# The existence of a group automorphism with some properties implies commutativity.

Let $G$ be a finite group, $T$ be an automorphisom of $G$ st $Tx = x \iff x=e$. Suppose further that $T^2 =I$. Prove that $G$ is abelian.

I was thinking if I show $T aba^{-1} b^ {-1}=aba^ {-1}b^{-1} \forall a, b \in G$. But I was unable to show it. Please give me any hints about it.

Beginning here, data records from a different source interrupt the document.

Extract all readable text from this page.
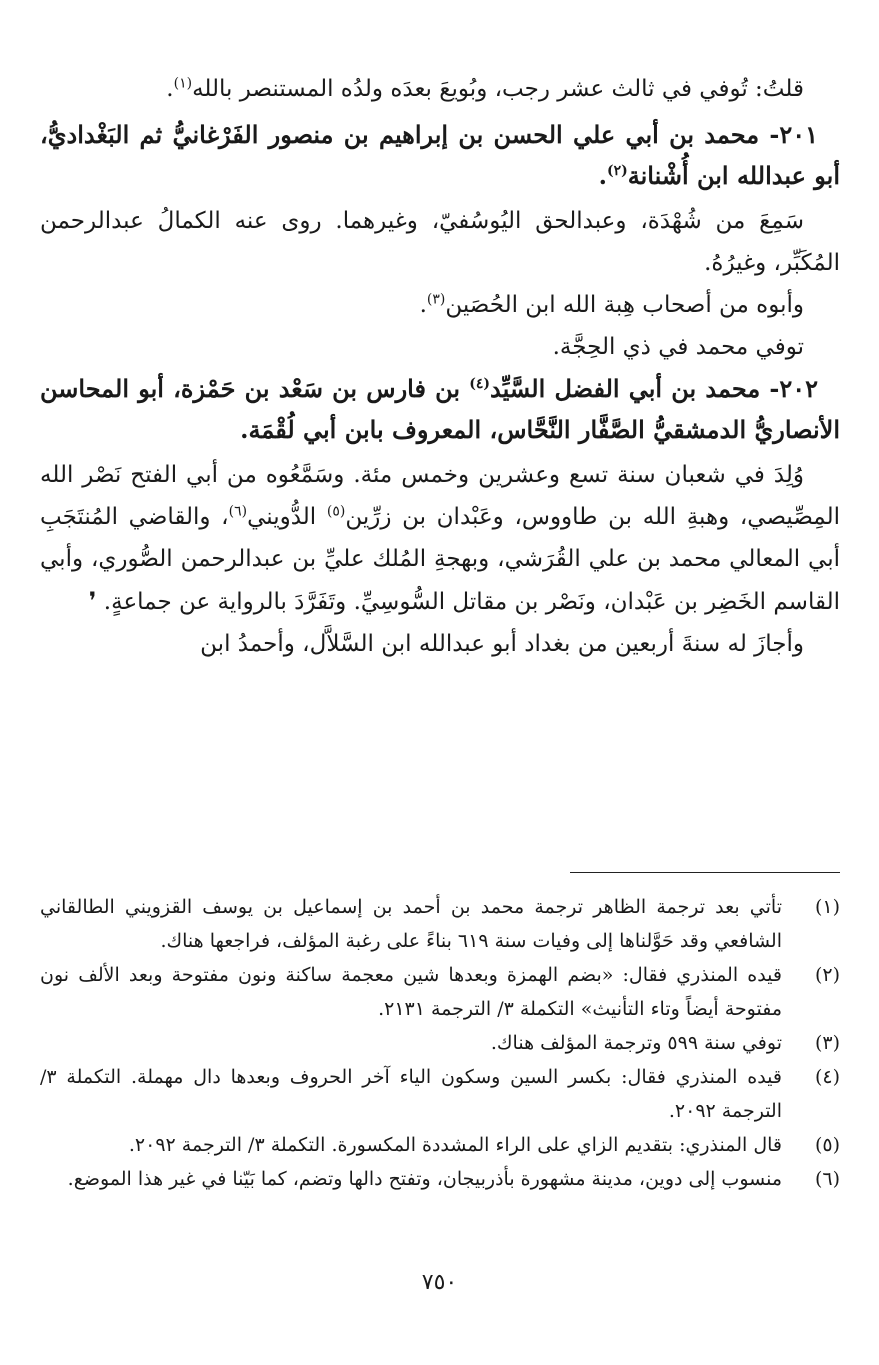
قلتُ: تُوفي في ثالث عشر رجب، وبُويعَ بعدَه ولدُه المستنصر بالله$^{(١)}$.

٢٠١- محمد بن أبي علي الحسن بن إبراهيم بن منصور الفَرْغانيُّ ثم البَغْداديُّ، أبو عبدالله ابن أُشْنانة$^{(٢)}$.

سَمِعَ من شُهْدَة، وعبدالحق اليُوسُفيّ، وغيرهما. روى عنه الكمالُ عبدالرحمن المُكَبِّر، وغيرُهُ.

وأبوه من أصحاب هِبة الله ابن الحُصَين$^{(٣)}$.

توفي محمد في ذي الحِجَّة.

٢٠٢- محمد بن أبي الفضل السَّيِّد$^{(٤)}$ بن فارس بن سَعْد بن حَمْزة، أبو المحاسن الأنصاريُّ الدمشقيُّ الصَّفَّار النَّحَّاس، المعروف بابن أبي لُقْمَة.

وُلِدَ في شعبان سنة تسع وعشرين وخمس مئة. وسَمَّعُوه من أبي الفتح نَصْر الله المِصِّيصي، وهبةِ الله بن طاووس، وعَبْدان بن زرِّين$^{(٥)}$ الدُّويني$^{(٦)}$، والقاضي المُنتَجَبِ أبي المعالي محمد بن علي القُرَشي، وبهجةِ المُلك عليِّ بن عبدالرحمن الصُّوري، وأبي القاسم الخَضِر بن عَبْدان، ونَصْر بن مقاتل السُّوسِيِّ. وتَفَرَّدَ بالرواية عن جماعةٍ. ❜

وأجازَ له سنةَ أربعين من بغداد أبو عبدالله ابن السَّلاَّل، وأحمدُ ابن

(١)
تأتي بعد ترجمة الظاهر ترجمة محمد بن أحمد بن إسماعيل بن يوسف القزويني الطالقاني الشافعي وقد حَوَّلناها إلى وفيات سنة ٦١٩ بناءً على رغبة المؤلف، فراجعها هناك.
(٢)
قيده المنذري فقال: «بضم الهمزة وبعدها شين معجمة ساكنة ونون مفتوحة وبعد الألف نون مفتوحة أيضاً وتاء التأنيث» التكملة ٣/ الترجمة ٢١٣١.
(٣)
توفي سنة ٥٩٩ وترجمة المؤلف هناك.
(٤)
قيده المنذري فقال: بكسر السين وسكون الياء آخر الحروف وبعدها دال مهملة. التكملة ٣/ الترجمة ٢٠٩٢.
(٥)
قال المنذري: بتقديم الزاي على الراء المشددة المكسورة. التكملة ٣/ الترجمة ٢٠٩٢.
(٦)
منسوب إلى دوين، مدينة مشهورة بأذربيجان، وتفتح دالها وتضم، كما بَيّنا في غير هذا الموضع.
٧٥٠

• Finiteness is necessary as swapping the generators of the free group with two generators shows. – Hagen von Eitzen Feb 13 '13 at 15:53
• If the claim is true, then necessarily $Tx=x^{-1}$ because (knowing $G$ is abelian) $T(xTx)=TxT^2x=Txx=xTx$, hence $xTx=e$ – Hagen von Eitzen Feb 13 '13 at 15:56

Hint: $|G|<\infty$, $T$ is an automorphism with the given property then $\forall g\in G$ can be written is of the form $g=x^{-1}T(x)$ to prove this result just define $f(x)=x^{-1}T(x)$ and show that $f$ is onto.
By above result $\forall a\in G$ we can write $a=x^{-1}T(x)$ for some $x\in G$ so $T(a)=T(x^{-1})T^2(x)=T(x^{-1}) x=[x^{-1}T(x)]^{-1}=a^{-1}$ so $T(ab)=(ab)^{-1}=b^{-1}a^{-1}$ so $T(a)T(b)=b^{-1}a^{-1}$ so $a^{-1}b^{-1}=b^{-1}a^{-1}$ so $ab=ba$, so $G$ is abelian.
• You don't really needs that $f$ is an automorphism, just that it is onto, which is much easier to prove. – Thomas Andrews Feb 13 '13 at 16:17
HINT: Consider $\sigma:x\mapsto x^{-1}T(x)$.
Note that, in general, if $f(x)$ is a fixed point free automorphism of $G$ (fixed point free means $x=1\Leftrightarrow f(x)=x$), then $\sigma(x)=x^{-1}f(x)$ is a bijection from $G$ to $G$ (though this function is not in general a homomorphism).